JLPT N1 and Jōyō (常用) Kanji not taught on Wanikani


#1

Hello everyone.

I would like to present the following memrise course which uses content created by myself and fellow WaniKani user sonsolo.

Course link

We believe this course will be highly beneficial, primarily to those who are a high level in WaniKani and wish to learn the remaining Jōyō Kanji not taught on WaniKani. This course also features many of the kanji required to take the JLPT N1 examination. A full explanation of why this course was created, what it contains, and explanations of abbreviations, terminology etc. can be found here Course details.
(PLEASE NOTE: Several of the vocabulary and mnemonics have NSFW contents, not limited to foul language and some sexual content.)

(PLEASE NOTE: Based on the varying information of JLPT N1 content, this course may not contain ALL JLPT N1 Kanji.)

One of the prime strengths of this course is that the majority of the vocabulary it contains has been run by Japanese residents. Using their knowledge we ordered from the most well-known/commonly used vocabulary to the least. This approach means that you can have confidence in the advanced vocabulary you are learning being usable.

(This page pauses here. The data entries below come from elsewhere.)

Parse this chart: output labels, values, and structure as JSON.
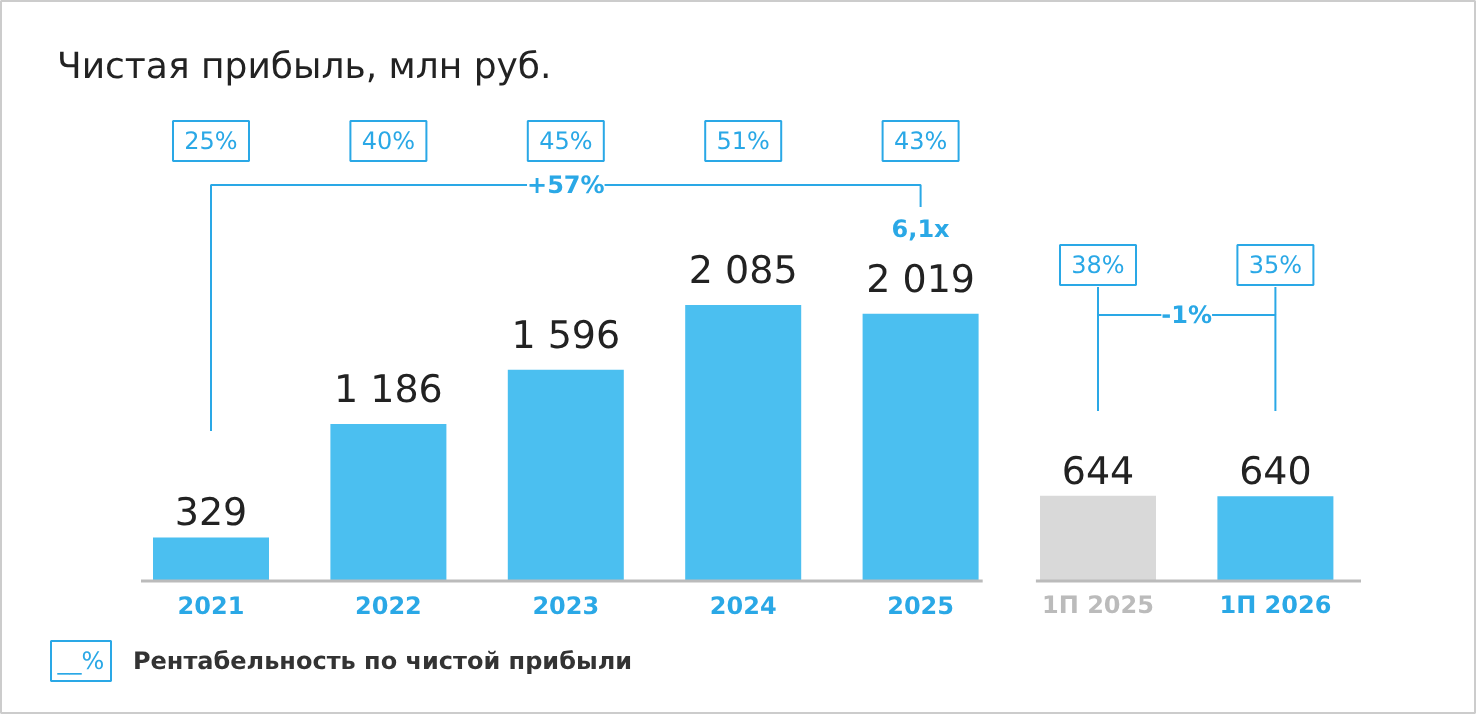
{
  "chart_data": {
    "type": "bar",
    "title": "Чистая прибыль, млн руб.",
    "categories": [
      "2021",
      "2022",
      "2023",
      "2024",
      "2025",
      "1П 2025",
      "1П 2026"
    ],
    "values": [
      329,
      1186,
      1596,
      2085,
      2019,
      644,
      640
    ],
    "value_labels": [
      "329",
      "1 186",
      "1 596",
      "2 085",
      "2 019",
      "644",
      "640"
    ],
    "colors": [
      "#4bbff0",
      "#4bbff0",
      "#4bbff0",
      "#4bbff0",
      "#4bbff0",
      "#d9d9d9",
      "#4bbff0"
    ],
    "annotations": [
      "25%",
      "40%",
      "45%",
      "51%",
      "43%",
      "38%",
      "35%",
      "+57%",
      "6,1x",
      "-1%",
      "__%",
      "Рентабельность по чистой прибыли"
    ]
  }
}
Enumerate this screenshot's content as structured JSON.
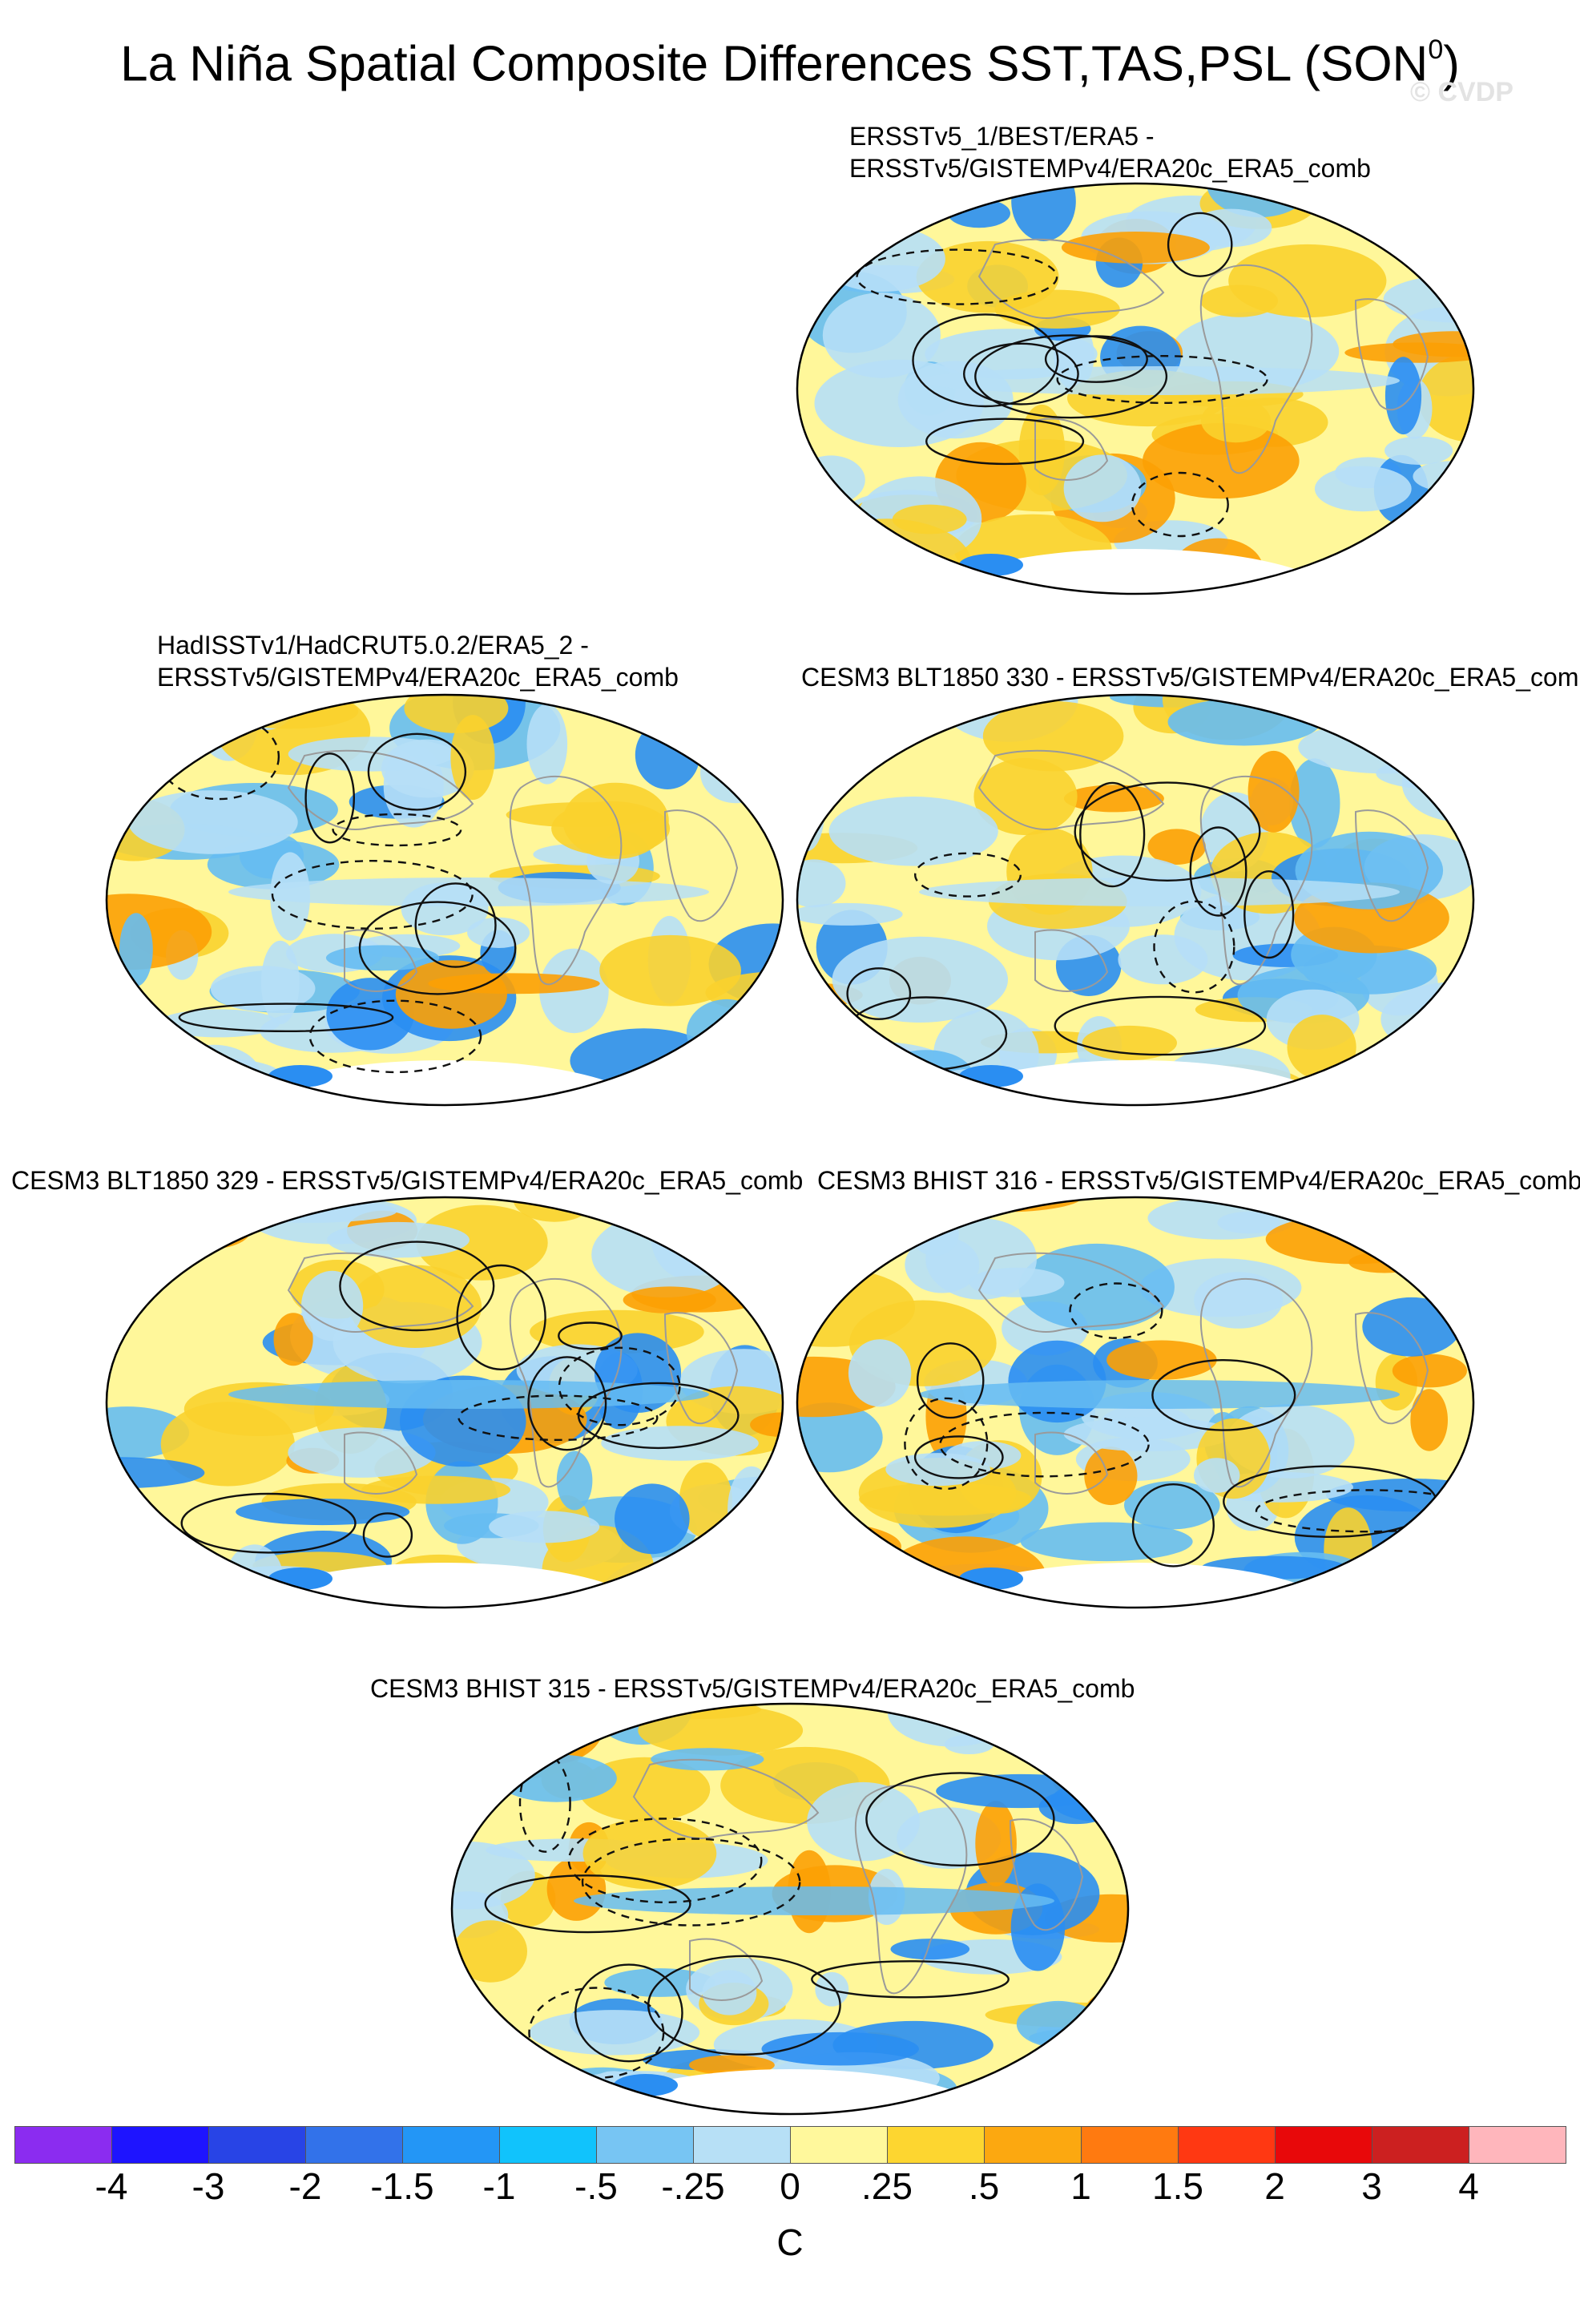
{
  "title": {
    "text": "La Niña Spatial Composite Differences SST,TAS,PSL (SON",
    "superscript": "0",
    "close": ")"
  },
  "watermark": "© CVDP",
  "panels": [
    {
      "title_lines": [
        "ERSSTv5_1/BEST/ERA5 -",
        "ERSSTv5/GISTEMPv4/ERA20c_ERA5_comb"
      ],
      "colors": {
        "warm": "#fad22d",
        "hot": "#fca004",
        "cool": "#b6dff7",
        "cold": "#66bcf2",
        "colder": "#2a8ef2"
      }
    },
    {
      "title_lines": [
        "HadISSTv1/HadCRUT5.0.2/ERA5_2 -",
        "ERSSTv5/GISTEMPv4/ERA20c_ERA5_comb"
      ]
    },
    {
      "title_lines": [
        "CESM3 BLT1850 330 - ERSSTv5/GISTEMPv4/ERA20c_ERA5_comb"
      ]
    },
    {
      "title_lines": [
        "CESM3 BLT1850 329 - ERSSTv5/GISTEMPv4/ERA20c_ERA5_comb"
      ]
    },
    {
      "title_lines": [
        "CESM3 BHIST 316 - ERSSTv5/GISTEMPv4/ERA20c_ERA5_comb"
      ]
    },
    {
      "title_lines": [
        "CESM3 BHIST 315 - ERSSTv5/GISTEMPv4/ERA20c_ERA5_comb"
      ]
    }
  ],
  "colorbar": {
    "units": "C",
    "labels": [
      "-4",
      "-3",
      "-2",
      "-1.5",
      "-1",
      "-.5",
      "-.25",
      "0",
      ".25",
      ".5",
      "1",
      "1.5",
      "2",
      "3",
      "4"
    ],
    "colors": [
      "#8b2cf0",
      "#1e14ff",
      "#2844e6",
      "#3272ea",
      "#2396f6",
      "#11c3fc",
      "#77c5f3",
      "#b7e0f6",
      "#fff89c",
      "#fdd630",
      "#fca810",
      "#ff7a10",
      "#ff3812",
      "#e8080a",
      "#cc2020",
      "#ffb6bc"
    ]
  }
}
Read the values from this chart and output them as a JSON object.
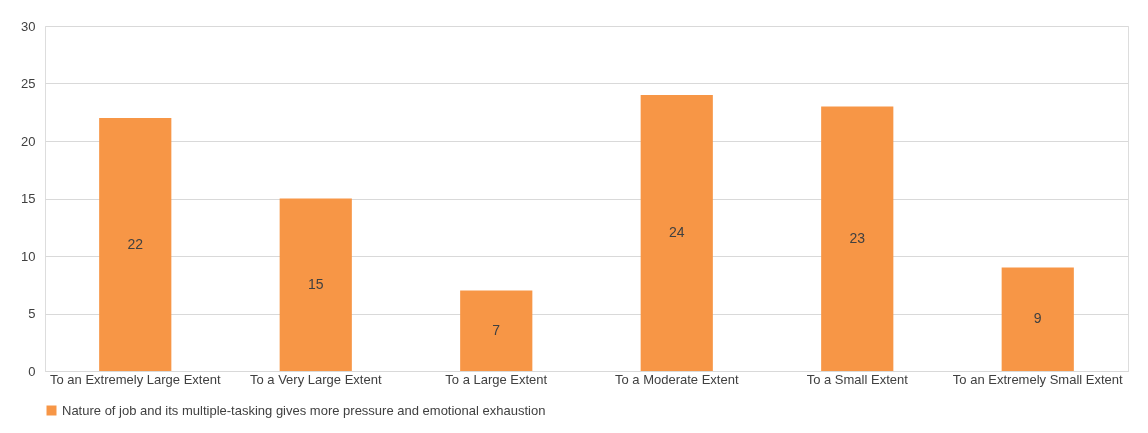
{
  "chart_data": {
    "type": "bar",
    "categories": [
      "To an Extremely Large Extent",
      "To a Very Large Extent",
      "To a Large Extent",
      "To a Moderate Extent",
      "To a Small Extent",
      "To an Extremely Small Extent"
    ],
    "series": [
      {
        "name": "Nature of job and its multiple-tasking gives more pressure and emotional exhaustion",
        "color": "#f79646",
        "values": [
          22,
          15,
          7,
          24,
          23,
          9
        ]
      }
    ],
    "ylim": [
      0,
      30
    ],
    "yticks": [
      0,
      5,
      10,
      15,
      20,
      25,
      30
    ],
    "grid": "y",
    "legend": "bottom",
    "data_labels": true
  }
}
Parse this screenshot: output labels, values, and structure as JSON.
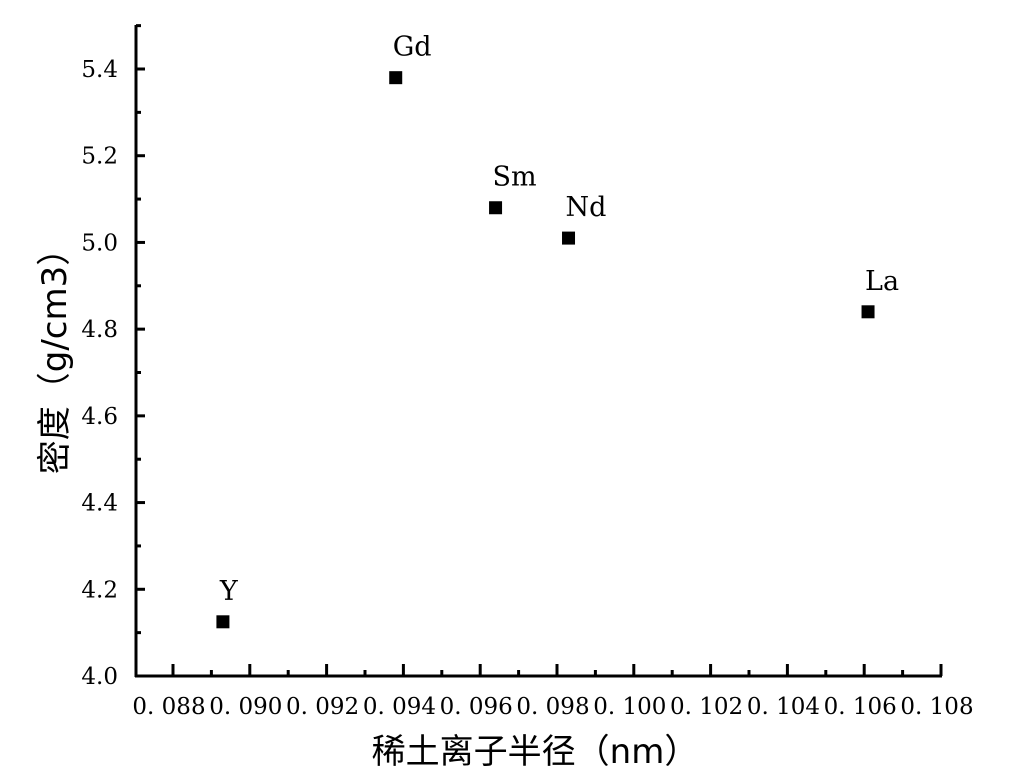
{
  "chart_data": {
    "type": "scatter",
    "xlabel": "稀土离子半径（nm）",
    "ylabel": "密度（g/cm3）",
    "xlim": [
      0.087,
      0.108
    ],
    "ylim": [
      4.0,
      5.5
    ],
    "x_ticks": [
      "0.088",
      "0.090",
      "0.092",
      "0.094",
      "0.096",
      "0.098",
      "0.100",
      "0.102",
      "0.104",
      "0.106",
      "0.108"
    ],
    "y_ticks": [
      "4.0",
      "4.2",
      "4.4",
      "4.6",
      "4.8",
      "5.0",
      "5.2",
      "5.4"
    ],
    "grid": false,
    "marker": "square",
    "marker_color": "#000000",
    "points": [
      {
        "label": "Y",
        "x": 0.0893,
        "y": 4.125
      },
      {
        "label": "Gd",
        "x": 0.0938,
        "y": 5.38
      },
      {
        "label": "Sm",
        "x": 0.0964,
        "y": 5.08
      },
      {
        "label": "Nd",
        "x": 0.0983,
        "y": 5.01
      },
      {
        "label": "La",
        "x": 0.1061,
        "y": 4.84
      }
    ]
  }
}
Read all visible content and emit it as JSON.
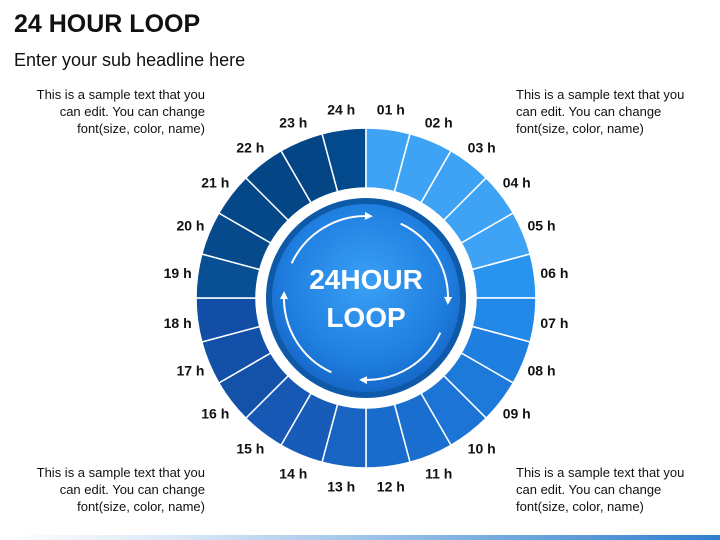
{
  "header": {
    "title": "24 HOUR LOOP",
    "subtitle": "Enter your sub headline here"
  },
  "notes": {
    "top_left": "This is a sample text that you\ncan edit. You can change\nfont(size, color, name)",
    "top_right": "This is a sample text that you\ncan edit. You can change\nfont(size, color, name)",
    "bottom_left": "This is a sample text that you\ncan edit. You can change\nfont(size, color, name)",
    "bottom_right": "This is a sample text that you\ncan edit. You can change\nfont(size, color, name)"
  },
  "center": {
    "line1": "24HOUR",
    "line2": "LOOP"
  },
  "hours": [
    "24 h",
    "01 h",
    "02 h",
    "03 h",
    "04 h",
    "05 h",
    "06 h",
    "07 h",
    "08 h",
    "09 h",
    "10 h",
    "11 h",
    "12 h",
    "13 h",
    "14 h",
    "15 h",
    "16 h",
    "17 h",
    "18 h",
    "19 h",
    "20 h",
    "21 h",
    "22 h",
    "23 h"
  ],
  "segment_colors": [
    "#034a8c",
    "#3ea3f5",
    "#3ea3f5",
    "#3ea3f5",
    "#3ea3f5",
    "#3ea3f5",
    "#2994f0",
    "#2389e8",
    "#1f7fe0",
    "#1d7adb",
    "#1b74d6",
    "#1a6ed0",
    "#1a6ccc",
    "#1964c2",
    "#165cb8",
    "#1658b3",
    "#1452aa",
    "#1350a8",
    "#134ea6",
    "#085093",
    "#064a8c",
    "#054889",
    "#034585",
    "#034585"
  ]
}
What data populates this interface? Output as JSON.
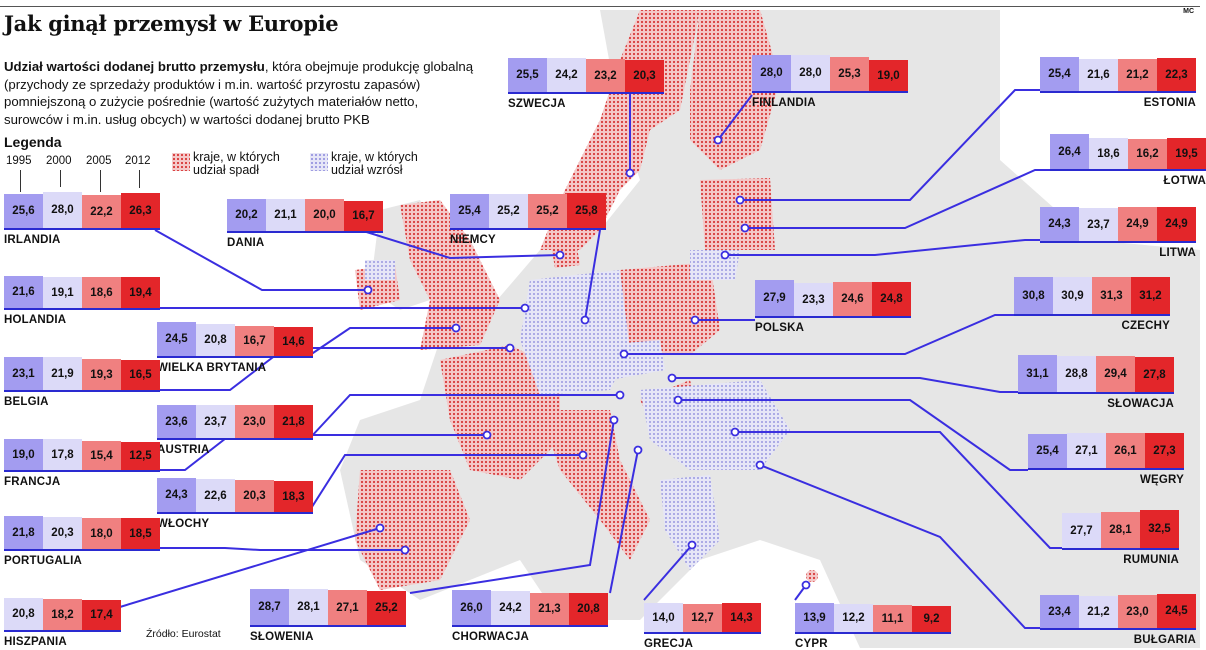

A second strength is it uses WaniKani radicals/compound radicals to quickly help you learn new kanji using radical names you are familiar with.
(PLEASE NOTE: We are not affiliated with WaniKani in any way.)

TL;DR - 411 kanji, approx 800 vocabulary words, lovingly crafted mnemonics, WK radicals, with the majority of vocabulary checked by up to 43 Japanese citizens.

If you have any questions, spot any errors, or want to give feedback, feel free to do so in this thread or alternately send a message to our email address afterlife.kanji@gmail.com


#2

How does it compare to @polv’s course?
(Does it have more/less kanjis, more/less focus on JLPT, etc)


#3

Having a quick look, it would seem that our content is more JLPT focused. I quickly picked a few kanji from the top of his google doc spreadsheet 仄 and 佇 (neither of which are in our course) and looking at their entries on jisho.org, neither is JLPT or Joyo.

If you check through our course details you’ll be able to see the two resources we used to compile our kanji list. I’m not sure where @polv got their information from but I’d assume it’s from the core 10k and I’ll confess I know little of where the info for the 10k came from or how well it pertains to the JLPT.

Our course has a few more kanji and the kanji seem more relevant to the JLPT N1 test. By no means am I saying our course is perfect (actually feedback would be appreciated) and it is impressive what @polv has done, particularly if alone. But polv’s memrise course does seem a little bare. If you try out both courses you’ll probably be able to quickly see the differences.